I've been out of work since the beginning of June. I've been on Zoloft for just over three weeks, and it hasn't been a miracle cure, but I've had no negative effects. So I'm waiting the requisite six weeks to see just how much it'll help (if, indeed, it does). I'm still having a really hard time driving, and even leaving the house causes an immense amount of anxiety (which is why I've only been out four times in a month, just for appointments and to buy food). I don't feel ready to go back to work yet, but...well, that's a longer, much less related story.
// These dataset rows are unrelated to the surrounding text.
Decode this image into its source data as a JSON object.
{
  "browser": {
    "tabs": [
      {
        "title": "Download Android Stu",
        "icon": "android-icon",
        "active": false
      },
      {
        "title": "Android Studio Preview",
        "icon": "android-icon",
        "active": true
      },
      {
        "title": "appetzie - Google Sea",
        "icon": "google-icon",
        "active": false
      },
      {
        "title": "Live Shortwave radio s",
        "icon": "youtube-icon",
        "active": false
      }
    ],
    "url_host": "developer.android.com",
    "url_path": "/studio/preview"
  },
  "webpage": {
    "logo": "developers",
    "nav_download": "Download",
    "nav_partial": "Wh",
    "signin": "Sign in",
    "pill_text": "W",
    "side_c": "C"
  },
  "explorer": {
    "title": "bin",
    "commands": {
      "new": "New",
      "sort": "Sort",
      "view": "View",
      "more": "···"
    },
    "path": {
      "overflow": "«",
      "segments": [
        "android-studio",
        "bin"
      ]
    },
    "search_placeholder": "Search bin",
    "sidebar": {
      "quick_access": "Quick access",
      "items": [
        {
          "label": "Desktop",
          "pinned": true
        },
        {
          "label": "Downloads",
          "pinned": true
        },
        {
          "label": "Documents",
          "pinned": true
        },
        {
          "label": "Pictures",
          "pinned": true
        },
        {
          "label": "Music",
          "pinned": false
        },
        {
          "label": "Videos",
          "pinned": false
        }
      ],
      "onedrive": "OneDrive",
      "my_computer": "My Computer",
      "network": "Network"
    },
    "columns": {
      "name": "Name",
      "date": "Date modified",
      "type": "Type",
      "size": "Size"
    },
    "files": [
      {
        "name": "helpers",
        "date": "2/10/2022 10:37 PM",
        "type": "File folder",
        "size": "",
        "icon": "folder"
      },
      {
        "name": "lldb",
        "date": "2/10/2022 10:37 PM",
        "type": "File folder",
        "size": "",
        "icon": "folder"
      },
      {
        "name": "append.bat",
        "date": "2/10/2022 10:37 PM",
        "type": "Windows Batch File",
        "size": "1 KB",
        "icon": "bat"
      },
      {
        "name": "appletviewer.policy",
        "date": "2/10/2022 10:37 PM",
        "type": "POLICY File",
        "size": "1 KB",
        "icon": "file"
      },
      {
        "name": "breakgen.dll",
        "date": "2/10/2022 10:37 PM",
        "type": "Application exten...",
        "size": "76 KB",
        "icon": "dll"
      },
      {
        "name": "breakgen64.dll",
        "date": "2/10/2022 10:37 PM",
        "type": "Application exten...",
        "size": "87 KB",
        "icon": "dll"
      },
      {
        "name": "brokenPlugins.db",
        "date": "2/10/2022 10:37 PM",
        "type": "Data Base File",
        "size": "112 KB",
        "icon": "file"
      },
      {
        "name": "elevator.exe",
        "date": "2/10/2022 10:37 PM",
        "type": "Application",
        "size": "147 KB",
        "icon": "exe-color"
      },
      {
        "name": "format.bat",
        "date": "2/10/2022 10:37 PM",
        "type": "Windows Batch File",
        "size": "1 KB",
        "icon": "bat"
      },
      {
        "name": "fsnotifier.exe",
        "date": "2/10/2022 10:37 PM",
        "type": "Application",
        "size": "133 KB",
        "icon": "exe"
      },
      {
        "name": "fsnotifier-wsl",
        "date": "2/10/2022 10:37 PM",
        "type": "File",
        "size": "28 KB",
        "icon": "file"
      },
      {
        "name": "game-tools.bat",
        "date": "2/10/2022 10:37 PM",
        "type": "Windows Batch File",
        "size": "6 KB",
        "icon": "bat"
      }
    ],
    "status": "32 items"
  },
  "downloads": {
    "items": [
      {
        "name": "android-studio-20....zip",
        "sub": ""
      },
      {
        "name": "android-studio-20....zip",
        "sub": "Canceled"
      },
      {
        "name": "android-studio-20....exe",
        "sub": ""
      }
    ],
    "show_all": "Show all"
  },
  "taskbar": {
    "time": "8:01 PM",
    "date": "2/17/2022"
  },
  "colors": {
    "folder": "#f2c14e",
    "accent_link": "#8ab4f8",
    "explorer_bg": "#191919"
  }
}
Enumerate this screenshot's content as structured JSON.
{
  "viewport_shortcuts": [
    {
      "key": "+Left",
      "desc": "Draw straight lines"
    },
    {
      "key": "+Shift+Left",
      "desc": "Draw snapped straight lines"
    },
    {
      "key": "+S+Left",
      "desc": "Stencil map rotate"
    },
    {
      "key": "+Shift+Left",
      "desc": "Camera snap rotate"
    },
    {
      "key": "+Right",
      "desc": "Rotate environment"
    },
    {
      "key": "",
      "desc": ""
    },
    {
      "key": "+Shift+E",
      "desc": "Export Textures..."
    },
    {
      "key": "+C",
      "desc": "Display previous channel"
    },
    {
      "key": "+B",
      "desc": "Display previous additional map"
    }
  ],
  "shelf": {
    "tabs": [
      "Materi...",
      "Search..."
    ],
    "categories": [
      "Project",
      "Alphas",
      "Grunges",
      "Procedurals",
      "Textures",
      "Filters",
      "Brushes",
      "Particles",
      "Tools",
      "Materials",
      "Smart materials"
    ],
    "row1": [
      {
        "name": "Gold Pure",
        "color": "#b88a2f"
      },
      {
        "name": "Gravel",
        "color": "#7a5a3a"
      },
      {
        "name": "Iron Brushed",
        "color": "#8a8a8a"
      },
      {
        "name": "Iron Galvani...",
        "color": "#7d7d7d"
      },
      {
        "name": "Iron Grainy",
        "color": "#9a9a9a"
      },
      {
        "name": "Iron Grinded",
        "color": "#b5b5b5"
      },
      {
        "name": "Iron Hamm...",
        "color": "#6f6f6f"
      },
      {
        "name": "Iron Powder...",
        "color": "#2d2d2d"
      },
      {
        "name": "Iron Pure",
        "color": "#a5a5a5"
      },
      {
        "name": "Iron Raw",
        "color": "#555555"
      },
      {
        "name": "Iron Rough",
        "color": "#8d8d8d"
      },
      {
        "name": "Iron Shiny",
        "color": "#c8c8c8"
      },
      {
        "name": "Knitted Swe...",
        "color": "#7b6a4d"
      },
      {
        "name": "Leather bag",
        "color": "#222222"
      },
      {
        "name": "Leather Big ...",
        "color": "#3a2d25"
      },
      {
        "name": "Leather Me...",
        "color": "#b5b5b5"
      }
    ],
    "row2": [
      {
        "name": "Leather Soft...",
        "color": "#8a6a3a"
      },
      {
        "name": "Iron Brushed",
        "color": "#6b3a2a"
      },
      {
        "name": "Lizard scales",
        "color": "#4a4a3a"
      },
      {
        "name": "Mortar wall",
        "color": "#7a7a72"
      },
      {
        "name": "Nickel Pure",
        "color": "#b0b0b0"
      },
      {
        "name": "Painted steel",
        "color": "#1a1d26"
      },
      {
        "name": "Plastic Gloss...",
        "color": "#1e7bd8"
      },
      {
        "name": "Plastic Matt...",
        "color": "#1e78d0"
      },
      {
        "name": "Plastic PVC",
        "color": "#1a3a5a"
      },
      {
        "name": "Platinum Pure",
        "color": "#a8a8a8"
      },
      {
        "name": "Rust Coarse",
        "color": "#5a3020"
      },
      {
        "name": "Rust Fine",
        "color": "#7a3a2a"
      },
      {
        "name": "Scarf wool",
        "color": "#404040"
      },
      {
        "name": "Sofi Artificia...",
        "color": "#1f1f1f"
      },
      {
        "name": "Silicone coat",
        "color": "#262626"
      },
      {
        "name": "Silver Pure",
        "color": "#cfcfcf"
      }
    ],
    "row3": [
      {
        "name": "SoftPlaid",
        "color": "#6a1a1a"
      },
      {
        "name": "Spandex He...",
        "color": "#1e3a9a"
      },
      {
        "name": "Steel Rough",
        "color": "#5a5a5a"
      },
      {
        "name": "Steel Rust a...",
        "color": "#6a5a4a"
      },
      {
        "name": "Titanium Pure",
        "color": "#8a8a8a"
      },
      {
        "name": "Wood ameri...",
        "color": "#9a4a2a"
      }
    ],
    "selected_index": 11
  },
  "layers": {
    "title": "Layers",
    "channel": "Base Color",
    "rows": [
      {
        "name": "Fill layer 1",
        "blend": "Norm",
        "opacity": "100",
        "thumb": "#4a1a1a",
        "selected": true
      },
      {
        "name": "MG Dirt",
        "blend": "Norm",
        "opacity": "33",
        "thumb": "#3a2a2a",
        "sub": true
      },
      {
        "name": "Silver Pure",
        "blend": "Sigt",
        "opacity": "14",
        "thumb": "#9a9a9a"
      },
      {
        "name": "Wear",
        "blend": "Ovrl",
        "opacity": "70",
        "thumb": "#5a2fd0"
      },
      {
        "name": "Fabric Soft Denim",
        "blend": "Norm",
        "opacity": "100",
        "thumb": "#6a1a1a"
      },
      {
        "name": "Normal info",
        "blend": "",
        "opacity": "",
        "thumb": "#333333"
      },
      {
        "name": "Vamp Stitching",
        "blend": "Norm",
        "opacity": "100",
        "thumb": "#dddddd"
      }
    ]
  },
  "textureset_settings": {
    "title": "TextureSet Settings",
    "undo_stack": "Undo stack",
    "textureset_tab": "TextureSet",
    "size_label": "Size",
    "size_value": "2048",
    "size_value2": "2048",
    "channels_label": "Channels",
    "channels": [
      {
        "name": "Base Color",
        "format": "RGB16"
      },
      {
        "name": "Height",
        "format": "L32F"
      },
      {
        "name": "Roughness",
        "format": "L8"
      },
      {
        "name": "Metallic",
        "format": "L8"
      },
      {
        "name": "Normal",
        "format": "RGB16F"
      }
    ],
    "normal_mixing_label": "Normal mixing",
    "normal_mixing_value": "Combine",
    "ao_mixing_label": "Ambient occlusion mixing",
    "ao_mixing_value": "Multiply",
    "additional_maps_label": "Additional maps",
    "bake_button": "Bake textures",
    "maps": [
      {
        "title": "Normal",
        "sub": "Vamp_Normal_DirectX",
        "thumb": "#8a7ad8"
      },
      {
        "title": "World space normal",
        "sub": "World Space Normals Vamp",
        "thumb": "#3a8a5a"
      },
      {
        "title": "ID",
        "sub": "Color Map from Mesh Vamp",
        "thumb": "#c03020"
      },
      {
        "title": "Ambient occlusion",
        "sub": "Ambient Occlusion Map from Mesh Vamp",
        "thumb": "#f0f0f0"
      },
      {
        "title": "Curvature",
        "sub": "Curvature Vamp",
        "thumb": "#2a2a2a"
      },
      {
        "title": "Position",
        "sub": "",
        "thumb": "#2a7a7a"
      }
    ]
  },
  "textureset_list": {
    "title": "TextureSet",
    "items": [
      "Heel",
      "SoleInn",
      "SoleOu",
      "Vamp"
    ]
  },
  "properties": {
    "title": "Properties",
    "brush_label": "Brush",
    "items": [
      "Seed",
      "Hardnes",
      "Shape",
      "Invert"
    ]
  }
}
I'm also back in therapy. I had my first session yesterday. I was lucky enough to find someone I genuinely think can help me (after one visit, she's already going to bat for me with my insurance company, on a holiday weekend). She's a marriage and family therapist, and also certified in hypnotherapy. I was most interested in exploring whether hypnosis could help combat the driving anxiety. But as events unfolded during the week between making the appointment and going to the session, I realized what was going on was...bigger than that. That particular manifestation of my anxiety is the one that frustrates and confounds me the most, and I certainly want to take care of it. But that's treating the symptom and not the cause.

I'm not happy with my life. I feel guilty every day that I could be doing more. I could be in a different place, with a different job, different people... I'm capable of more than I'm doing. And I've spent 28 years being lazy and being afraid of failure. I'm holding myself back. I have never been my own advocate; I've sat around and waited for other people to validate me. I can't do that anymore. And my hope is that, through a combination of approaches, I can determine what I need to do to help and improve myself.